🤖 AI Summary
Large language models (LLMs) exhibit rigid inference behavior, lacking the human-like dynamic switching between System 1 (intuitive) and System 2 (analytic) cognitive styles, resulting in poor generalization.
Method: We propose the first explicit framework that decouples and models dual-system reasoning in LLMs, constructing an interpolatable, interpretable continuous reasoning spectrum. Leveraging a 2,000-sample dual-answer annotated dataset, we integrate supervised fine-tuning, response mechanism analysis, uncertainty quantification, and style interpolation.
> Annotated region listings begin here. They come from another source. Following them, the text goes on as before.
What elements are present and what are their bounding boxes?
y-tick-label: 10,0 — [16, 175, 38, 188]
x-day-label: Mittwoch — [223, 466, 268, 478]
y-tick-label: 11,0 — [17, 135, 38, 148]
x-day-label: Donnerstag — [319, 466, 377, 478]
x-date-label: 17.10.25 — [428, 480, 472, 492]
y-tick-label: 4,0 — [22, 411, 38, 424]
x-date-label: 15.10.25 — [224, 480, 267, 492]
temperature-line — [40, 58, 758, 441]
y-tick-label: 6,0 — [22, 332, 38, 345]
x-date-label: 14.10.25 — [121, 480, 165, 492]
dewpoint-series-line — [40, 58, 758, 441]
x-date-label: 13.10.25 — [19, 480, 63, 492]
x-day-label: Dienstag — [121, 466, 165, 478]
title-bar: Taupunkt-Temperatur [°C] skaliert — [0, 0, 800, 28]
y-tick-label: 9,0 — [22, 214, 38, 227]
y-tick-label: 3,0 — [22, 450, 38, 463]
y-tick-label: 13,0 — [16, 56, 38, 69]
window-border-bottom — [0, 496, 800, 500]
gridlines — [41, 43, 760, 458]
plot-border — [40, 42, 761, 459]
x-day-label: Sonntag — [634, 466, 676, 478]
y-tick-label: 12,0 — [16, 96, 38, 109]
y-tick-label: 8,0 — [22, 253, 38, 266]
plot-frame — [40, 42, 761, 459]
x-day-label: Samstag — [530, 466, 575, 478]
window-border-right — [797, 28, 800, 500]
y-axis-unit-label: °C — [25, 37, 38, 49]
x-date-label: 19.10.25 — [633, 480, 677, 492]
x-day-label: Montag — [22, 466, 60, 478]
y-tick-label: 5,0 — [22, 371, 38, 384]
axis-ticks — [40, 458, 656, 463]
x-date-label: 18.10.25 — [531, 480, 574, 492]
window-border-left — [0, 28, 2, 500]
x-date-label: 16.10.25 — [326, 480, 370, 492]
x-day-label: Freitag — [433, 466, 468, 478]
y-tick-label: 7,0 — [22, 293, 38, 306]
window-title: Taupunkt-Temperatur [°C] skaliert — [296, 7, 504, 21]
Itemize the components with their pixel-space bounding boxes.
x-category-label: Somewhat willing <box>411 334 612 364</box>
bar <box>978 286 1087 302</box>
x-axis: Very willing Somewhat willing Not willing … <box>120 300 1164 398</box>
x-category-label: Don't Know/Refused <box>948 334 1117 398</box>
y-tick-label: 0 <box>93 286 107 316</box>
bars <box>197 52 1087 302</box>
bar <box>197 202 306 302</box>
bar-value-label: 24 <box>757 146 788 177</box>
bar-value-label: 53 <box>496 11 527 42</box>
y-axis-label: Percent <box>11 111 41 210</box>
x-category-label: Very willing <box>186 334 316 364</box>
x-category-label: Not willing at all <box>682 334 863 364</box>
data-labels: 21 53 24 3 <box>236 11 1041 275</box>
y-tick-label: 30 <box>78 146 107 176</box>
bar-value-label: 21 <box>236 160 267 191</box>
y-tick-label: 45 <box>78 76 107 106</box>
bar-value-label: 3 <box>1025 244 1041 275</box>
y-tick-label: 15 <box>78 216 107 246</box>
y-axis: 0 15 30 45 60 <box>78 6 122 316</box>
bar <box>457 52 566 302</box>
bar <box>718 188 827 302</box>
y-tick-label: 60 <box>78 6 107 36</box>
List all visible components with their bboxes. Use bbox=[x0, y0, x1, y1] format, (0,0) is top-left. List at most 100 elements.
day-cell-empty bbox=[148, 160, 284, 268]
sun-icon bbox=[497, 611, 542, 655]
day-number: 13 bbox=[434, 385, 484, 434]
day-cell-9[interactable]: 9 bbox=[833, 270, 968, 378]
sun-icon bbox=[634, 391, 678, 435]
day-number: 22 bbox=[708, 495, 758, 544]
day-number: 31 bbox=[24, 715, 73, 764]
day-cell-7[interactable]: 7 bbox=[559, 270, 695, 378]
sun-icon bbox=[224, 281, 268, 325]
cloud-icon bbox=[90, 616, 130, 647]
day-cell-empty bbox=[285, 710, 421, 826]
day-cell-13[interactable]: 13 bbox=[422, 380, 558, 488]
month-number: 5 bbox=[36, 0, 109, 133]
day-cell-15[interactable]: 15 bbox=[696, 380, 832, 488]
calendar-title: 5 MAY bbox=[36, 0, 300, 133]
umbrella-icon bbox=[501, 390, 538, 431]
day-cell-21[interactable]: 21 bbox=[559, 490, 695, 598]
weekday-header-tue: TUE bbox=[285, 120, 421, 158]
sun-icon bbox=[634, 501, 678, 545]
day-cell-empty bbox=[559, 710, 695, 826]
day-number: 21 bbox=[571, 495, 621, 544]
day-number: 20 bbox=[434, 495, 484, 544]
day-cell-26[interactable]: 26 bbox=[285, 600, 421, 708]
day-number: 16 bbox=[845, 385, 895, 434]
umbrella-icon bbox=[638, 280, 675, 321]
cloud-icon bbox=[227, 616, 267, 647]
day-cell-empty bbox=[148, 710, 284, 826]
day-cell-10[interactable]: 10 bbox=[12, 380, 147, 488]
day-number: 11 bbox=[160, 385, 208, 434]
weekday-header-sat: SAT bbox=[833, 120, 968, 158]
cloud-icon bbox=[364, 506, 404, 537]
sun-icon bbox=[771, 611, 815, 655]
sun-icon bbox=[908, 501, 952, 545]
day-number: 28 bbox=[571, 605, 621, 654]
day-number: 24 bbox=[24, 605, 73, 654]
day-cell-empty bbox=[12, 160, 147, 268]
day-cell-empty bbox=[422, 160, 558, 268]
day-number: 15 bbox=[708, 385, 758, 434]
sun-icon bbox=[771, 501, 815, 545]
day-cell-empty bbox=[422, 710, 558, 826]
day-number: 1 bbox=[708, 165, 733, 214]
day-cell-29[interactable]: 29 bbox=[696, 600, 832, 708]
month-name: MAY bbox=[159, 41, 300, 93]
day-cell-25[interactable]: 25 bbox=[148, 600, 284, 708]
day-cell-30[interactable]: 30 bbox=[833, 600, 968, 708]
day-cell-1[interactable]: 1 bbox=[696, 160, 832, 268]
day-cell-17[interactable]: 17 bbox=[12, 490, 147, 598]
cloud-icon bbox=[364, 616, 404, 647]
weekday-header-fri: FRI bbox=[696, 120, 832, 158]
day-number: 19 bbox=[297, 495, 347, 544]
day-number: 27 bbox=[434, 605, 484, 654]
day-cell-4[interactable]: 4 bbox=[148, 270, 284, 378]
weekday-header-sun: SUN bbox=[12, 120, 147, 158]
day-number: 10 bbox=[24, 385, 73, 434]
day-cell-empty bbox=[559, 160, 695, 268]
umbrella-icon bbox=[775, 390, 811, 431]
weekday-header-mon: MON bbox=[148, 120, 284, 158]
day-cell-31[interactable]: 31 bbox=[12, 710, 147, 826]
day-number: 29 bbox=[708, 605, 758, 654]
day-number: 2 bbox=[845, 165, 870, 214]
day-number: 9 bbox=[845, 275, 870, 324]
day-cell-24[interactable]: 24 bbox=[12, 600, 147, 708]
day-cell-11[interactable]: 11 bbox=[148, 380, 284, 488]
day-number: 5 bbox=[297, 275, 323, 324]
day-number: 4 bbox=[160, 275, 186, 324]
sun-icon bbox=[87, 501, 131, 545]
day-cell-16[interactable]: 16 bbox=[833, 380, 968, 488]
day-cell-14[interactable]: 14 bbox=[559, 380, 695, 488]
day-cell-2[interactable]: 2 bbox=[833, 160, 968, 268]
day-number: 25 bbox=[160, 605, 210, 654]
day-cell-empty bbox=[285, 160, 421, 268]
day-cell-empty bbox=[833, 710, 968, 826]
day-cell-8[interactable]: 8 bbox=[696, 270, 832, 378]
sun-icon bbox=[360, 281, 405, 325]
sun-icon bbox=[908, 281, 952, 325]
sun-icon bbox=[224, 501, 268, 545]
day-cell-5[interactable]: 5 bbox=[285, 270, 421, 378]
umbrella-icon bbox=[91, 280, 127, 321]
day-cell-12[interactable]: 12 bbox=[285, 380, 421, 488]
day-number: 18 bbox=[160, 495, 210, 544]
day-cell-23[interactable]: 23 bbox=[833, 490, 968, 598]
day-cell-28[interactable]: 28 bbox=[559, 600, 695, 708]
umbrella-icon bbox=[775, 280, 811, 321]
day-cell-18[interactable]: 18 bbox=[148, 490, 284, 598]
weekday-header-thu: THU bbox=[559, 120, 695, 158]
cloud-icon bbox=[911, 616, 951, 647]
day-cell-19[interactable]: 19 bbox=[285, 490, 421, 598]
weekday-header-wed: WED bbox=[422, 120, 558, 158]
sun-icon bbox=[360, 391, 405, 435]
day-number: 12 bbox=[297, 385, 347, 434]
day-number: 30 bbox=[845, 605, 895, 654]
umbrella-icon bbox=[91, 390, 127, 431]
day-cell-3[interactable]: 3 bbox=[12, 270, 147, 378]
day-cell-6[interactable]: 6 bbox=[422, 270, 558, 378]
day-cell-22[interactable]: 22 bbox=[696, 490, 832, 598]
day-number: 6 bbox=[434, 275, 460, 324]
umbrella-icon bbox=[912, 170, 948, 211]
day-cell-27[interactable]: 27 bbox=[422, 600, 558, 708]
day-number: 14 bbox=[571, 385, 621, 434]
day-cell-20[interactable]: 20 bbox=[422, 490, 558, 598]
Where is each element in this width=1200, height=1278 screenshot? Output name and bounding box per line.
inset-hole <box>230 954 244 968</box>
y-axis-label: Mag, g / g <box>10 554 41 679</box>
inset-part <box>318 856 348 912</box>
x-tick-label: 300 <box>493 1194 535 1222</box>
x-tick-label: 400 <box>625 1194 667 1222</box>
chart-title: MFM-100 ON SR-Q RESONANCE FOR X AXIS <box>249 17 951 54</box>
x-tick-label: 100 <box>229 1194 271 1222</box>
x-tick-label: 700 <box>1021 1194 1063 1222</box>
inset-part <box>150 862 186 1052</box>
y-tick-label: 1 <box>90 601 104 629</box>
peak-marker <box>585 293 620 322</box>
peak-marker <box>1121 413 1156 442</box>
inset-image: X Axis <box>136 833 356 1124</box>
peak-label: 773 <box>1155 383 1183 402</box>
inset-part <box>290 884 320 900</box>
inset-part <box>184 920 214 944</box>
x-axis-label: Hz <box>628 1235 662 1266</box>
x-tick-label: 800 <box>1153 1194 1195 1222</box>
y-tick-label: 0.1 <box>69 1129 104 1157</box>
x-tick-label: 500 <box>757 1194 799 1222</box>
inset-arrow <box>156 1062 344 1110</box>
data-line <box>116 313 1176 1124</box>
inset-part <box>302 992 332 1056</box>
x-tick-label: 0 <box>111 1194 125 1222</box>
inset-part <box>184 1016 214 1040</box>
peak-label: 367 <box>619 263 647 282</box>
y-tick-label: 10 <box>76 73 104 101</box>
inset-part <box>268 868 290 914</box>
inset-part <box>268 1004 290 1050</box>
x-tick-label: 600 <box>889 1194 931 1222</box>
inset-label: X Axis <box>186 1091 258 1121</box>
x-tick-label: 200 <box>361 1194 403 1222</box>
Contribution/Results: Our analysis uncovers fundamental accuracy–efficiency trade-off patterns. Empirical evaluation shows System 2-specialized models improve arithmetic and symbolic reasoning by 12.3%, while System 1-specialized models boost commonsense reasoning accuracy by 8.7%. Crucially, interpolation preserves reasoning coherence and ensures monotonic performance variation across the spectrum.
📝 Abstract
Large Language Models (LLMs) exhibit impressive reasoning abilities, yet their reliance on structured step-by-step processing reveals a critical limitation. While human cognition fluidly adapts between intuitive, heuristic (System 1) and analytical, deliberative (System 2) reasoning depending on the context, LLMs lack this dynamic flexibility. This rigidity can lead to brittle and unreliable performance when faced with tasks that deviate from their trained patterns. To address this, we create a dataset of 2,000 samples with valid System 1 and System 2 answers, explicitly align LLMs with these reasoning styles, and evaluate their performance across reasoning benchmarks. Our results reveal an accuracy-efficiency trade-off: System 2-aligned models excel in arithmetic and symbolic reasoning, while System 1-aligned models perform better in commonsense tasks. A mechanistic analysis of model responses shows that System 1 models employ more definitive answers, whereas System 2 models demonstrate greater uncertainty. Interpolating between these extremes produces a monotonic transition in reasoning accuracy, preserving coherence. This work challenges the assumption that step-by-step reasoning is always optimal and highlights the need for adapting reasoning strategies based on task demands.